And that's what I thought and said to myself, Ziv, I think, I'm sure, I can, I believe it's possible. Ok? And I failed in that part, okay? It might not have been another month, two more months depending on how much I invest in it. But the energy it consumes from me, the investments it consumes from me, are huge, they exhaust me mentally, physically, mentally..." (See Appendix 7 to Hamami's first affidavit, pp. 7-8; emphases added, to the Mishnah).
- From these words of Kiselowitz himself it emerges that the intentions of the parties at the time of signing the contract were indeed that the defendant undertook to provide "a certain consideration", but this consideration (the machine) was not ultimately provided. It also emerges from Kiselowitz's words that he did think, and it seems that he even told Hamami, that he had the power to bring about the result to which he had committed himself, and that he was unable to deliver the said result after such a long period of time, it means that he has failed.

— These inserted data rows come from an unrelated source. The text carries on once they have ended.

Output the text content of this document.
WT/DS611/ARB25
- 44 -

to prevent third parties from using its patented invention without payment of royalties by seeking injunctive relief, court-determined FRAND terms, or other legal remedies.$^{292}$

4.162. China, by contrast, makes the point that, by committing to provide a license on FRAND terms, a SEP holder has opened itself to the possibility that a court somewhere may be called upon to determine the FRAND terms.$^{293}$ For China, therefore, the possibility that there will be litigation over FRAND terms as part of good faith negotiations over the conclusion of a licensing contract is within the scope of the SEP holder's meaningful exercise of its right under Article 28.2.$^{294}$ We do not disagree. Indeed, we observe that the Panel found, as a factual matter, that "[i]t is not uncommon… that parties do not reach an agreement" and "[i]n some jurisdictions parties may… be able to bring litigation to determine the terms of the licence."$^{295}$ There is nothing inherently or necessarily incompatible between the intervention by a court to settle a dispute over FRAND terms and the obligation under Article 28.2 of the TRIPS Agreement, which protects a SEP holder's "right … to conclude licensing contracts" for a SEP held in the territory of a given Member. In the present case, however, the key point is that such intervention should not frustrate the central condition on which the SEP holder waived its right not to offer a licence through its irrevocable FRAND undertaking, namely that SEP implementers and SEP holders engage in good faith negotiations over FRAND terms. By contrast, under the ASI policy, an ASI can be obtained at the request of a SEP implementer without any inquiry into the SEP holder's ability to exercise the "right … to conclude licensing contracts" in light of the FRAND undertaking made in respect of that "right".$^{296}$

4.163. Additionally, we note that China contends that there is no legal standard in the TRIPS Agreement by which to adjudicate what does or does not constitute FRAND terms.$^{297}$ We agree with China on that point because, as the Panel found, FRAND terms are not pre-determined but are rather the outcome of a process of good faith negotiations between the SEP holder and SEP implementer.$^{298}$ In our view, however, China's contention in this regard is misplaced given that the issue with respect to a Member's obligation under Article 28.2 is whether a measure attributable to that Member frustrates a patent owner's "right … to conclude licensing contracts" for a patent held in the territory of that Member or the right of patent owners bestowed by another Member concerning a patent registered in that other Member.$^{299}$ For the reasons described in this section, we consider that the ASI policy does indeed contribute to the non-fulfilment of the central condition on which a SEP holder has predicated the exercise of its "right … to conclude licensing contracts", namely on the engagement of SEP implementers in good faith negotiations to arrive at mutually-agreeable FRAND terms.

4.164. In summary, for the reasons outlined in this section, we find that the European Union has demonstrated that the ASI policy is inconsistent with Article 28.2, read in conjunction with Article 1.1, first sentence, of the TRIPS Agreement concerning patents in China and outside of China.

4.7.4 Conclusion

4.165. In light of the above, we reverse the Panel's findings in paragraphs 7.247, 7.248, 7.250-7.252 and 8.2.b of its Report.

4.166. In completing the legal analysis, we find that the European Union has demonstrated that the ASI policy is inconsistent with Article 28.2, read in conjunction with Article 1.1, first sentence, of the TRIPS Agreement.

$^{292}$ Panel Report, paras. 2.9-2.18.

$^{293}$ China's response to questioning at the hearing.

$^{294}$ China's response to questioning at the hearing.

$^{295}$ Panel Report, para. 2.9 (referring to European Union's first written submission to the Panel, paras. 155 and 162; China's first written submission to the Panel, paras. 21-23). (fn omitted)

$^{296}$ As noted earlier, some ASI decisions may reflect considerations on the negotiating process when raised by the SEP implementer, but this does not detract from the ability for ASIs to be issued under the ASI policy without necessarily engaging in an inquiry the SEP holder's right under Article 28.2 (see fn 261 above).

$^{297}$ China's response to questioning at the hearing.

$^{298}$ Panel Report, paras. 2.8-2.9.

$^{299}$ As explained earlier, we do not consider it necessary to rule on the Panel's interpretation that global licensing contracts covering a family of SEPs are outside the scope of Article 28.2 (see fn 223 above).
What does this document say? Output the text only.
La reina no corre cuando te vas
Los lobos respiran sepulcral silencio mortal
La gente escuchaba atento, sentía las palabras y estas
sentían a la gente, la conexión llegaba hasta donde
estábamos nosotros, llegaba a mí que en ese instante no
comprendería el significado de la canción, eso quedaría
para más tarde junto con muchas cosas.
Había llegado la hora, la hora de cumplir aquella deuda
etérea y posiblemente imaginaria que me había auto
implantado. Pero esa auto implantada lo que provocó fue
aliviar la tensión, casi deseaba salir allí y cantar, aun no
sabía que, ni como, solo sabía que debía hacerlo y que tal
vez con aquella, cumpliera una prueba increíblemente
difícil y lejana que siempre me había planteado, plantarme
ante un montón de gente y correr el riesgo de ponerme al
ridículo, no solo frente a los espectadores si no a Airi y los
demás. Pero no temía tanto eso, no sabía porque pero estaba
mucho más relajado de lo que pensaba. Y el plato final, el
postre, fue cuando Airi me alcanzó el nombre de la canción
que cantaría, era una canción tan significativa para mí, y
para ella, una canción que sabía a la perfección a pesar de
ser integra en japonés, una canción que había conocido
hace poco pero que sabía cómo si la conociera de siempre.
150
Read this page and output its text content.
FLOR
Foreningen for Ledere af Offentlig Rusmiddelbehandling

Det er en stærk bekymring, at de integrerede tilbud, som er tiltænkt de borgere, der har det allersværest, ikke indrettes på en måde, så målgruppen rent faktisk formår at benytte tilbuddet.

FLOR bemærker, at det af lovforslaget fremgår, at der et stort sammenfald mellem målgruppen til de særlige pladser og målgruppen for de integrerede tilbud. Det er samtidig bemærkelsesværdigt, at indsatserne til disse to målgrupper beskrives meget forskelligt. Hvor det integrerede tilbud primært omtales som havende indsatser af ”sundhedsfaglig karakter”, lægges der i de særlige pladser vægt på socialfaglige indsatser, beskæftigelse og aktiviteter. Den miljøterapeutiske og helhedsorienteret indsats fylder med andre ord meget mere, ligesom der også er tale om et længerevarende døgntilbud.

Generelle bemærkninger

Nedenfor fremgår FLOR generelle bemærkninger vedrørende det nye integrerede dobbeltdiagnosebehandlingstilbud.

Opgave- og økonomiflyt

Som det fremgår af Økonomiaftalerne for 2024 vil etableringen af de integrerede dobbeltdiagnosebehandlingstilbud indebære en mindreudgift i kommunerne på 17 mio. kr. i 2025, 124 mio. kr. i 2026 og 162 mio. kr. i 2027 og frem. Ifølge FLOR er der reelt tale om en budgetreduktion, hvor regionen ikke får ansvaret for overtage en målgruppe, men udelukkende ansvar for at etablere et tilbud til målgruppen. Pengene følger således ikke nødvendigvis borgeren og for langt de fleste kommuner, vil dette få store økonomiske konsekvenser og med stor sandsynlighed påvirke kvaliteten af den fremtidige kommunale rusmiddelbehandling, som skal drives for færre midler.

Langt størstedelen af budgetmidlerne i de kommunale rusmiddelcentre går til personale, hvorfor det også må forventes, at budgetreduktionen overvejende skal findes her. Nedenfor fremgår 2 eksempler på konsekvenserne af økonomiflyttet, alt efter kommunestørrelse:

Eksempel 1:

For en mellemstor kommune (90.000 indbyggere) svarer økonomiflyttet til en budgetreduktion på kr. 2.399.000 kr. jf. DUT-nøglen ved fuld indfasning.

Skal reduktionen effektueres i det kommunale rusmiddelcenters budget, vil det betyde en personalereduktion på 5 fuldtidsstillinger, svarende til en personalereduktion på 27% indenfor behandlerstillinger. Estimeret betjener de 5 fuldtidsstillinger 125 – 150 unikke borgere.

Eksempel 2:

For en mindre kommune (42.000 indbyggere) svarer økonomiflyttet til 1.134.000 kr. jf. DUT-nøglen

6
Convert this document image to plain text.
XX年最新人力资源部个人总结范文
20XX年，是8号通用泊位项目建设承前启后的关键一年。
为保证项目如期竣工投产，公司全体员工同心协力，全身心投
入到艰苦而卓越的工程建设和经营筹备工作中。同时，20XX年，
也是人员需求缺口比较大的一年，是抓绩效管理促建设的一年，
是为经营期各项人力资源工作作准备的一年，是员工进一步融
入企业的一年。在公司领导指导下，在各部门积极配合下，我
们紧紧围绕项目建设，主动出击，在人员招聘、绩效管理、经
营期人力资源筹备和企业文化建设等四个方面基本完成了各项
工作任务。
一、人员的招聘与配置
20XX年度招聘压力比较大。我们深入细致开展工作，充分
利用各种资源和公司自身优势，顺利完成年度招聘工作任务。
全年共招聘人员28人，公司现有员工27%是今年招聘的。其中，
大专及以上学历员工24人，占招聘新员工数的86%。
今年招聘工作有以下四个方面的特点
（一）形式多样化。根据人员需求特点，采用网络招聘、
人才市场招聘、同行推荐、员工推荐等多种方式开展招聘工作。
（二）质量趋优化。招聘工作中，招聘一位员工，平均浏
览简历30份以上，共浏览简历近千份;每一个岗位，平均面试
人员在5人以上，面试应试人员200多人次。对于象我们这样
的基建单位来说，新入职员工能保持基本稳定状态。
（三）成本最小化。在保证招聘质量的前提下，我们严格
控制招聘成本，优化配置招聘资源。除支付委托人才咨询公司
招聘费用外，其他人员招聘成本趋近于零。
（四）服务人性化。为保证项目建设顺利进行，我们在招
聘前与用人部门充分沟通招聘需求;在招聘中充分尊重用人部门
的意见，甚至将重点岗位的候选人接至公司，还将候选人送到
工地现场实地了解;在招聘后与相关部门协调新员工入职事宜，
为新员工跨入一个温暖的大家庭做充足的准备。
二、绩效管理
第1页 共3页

- [I will note that in the later stages of the proceeding, the defendant made various arguments regarding the admissibility of the transcription of the said recording. Thus, for example, in the evidentiary hearing, it was claimed by the defendant's counsel that this was a secret recording made by a lawyer, and therefore it was argued that the said evidence should not be admissible. However, at no stage of the proceedings was an orderly and reasoned motion filed by the defendant to disqualify the evidence, and in fact this argument was abandoned in the framework of the defendant's summaries. In this state of affairs, I have not found it necessary to address and decide the defendant's arguments in this matter].
- In conclusion: From the language of the agreements and the rest of the evidence indicating the intentions of the parties at the time of the engagement, it appears that the defendant's main obligation in the framework of the agreements was Result Billing, in which she undertook to manufacture the machine and supply it to the plaintiff. The Parties Anonymous We intended to make do with the positive Effort, as the defendant now claims.
- Against the background of the aforesaid, the question that must now be examined is whether the agreements were breached by the defendant by not providing the said result, i.e., did the defendant manufacture the machine as undertook in the agreements and sought to supply it to the plaintiff, or did it fail to do so?
- Breach of the Agreement
- As will be clarified below, it appears that there is no dispute between the parties that the defendant did not succeed in producing the machine as a whole. In other words, even according to the defendant, at no stage was the machine with its two units and five assemblies ready to be handed over to the plaintiff. Thus, for example, in paragraph 9 of Kiselowitz's second affidavit dated June 21, 2021, it was noted that "Assemblies A and B were ready to be delivered to the plaintiff," while with regard to the rest of the machine, it was not stated that it was ready. In addition, in paragraph 22 of Kiselowitz's third affidavit dated July 24, 2023, he noted that "a balance paid for the advance of assemblies C, D, E, was offset and no payment was required for them Even though they were in a very advanced process" – that is, they were not ready for delivery.
- However, the defendant has two main arguments regarding the infringement itself and its intensity:
- The Claim The first is that the amount paid by the plaintiff is the total price for assemblies A+B, which make up the first unit of the complete machine, and that the plaintiff did not pay at all for the other assemblies that make up the machine when it was finished. Her claim The second of the defendant is that assemblies A+B Produced by the defendant prior to the filing of the claim, and they were willing to hand it over to the plaintiff, but she refused to accept them. The conclusion that derives from the combination of these arguments of the defendant, according to the defendant, is that the defendant is not obligated to return to the plaintiff any sum that was paid, since this sum was paid for assemblies A+B (the first unit), and this unit was manufactured and the plaintiff only had to agree to receive it (see: paragraphs 40-48 of the defendant's summaries).
- I will examine the defendant's two aforementioned claims.
Was the total payments that the plaintiff paid to the defendant by virtue of the agreements consideration for assemblies A+B only, or was it a (partial) consideration for the machine as a whole?
- As will be clarified below, I am of the opinion that the defendant's argument that the payments made by the defendant were consideration for assemblies A+B only should be rejected, and the plaintiff's argument that the amount paid was part of the consideration for the machine should be accepted As a whole.
- First, an examination of the appendix of the Memorandum of Understanding shows that the payment plan was as follows:
"50% of Unit 1 - NIS 640,500 - paid.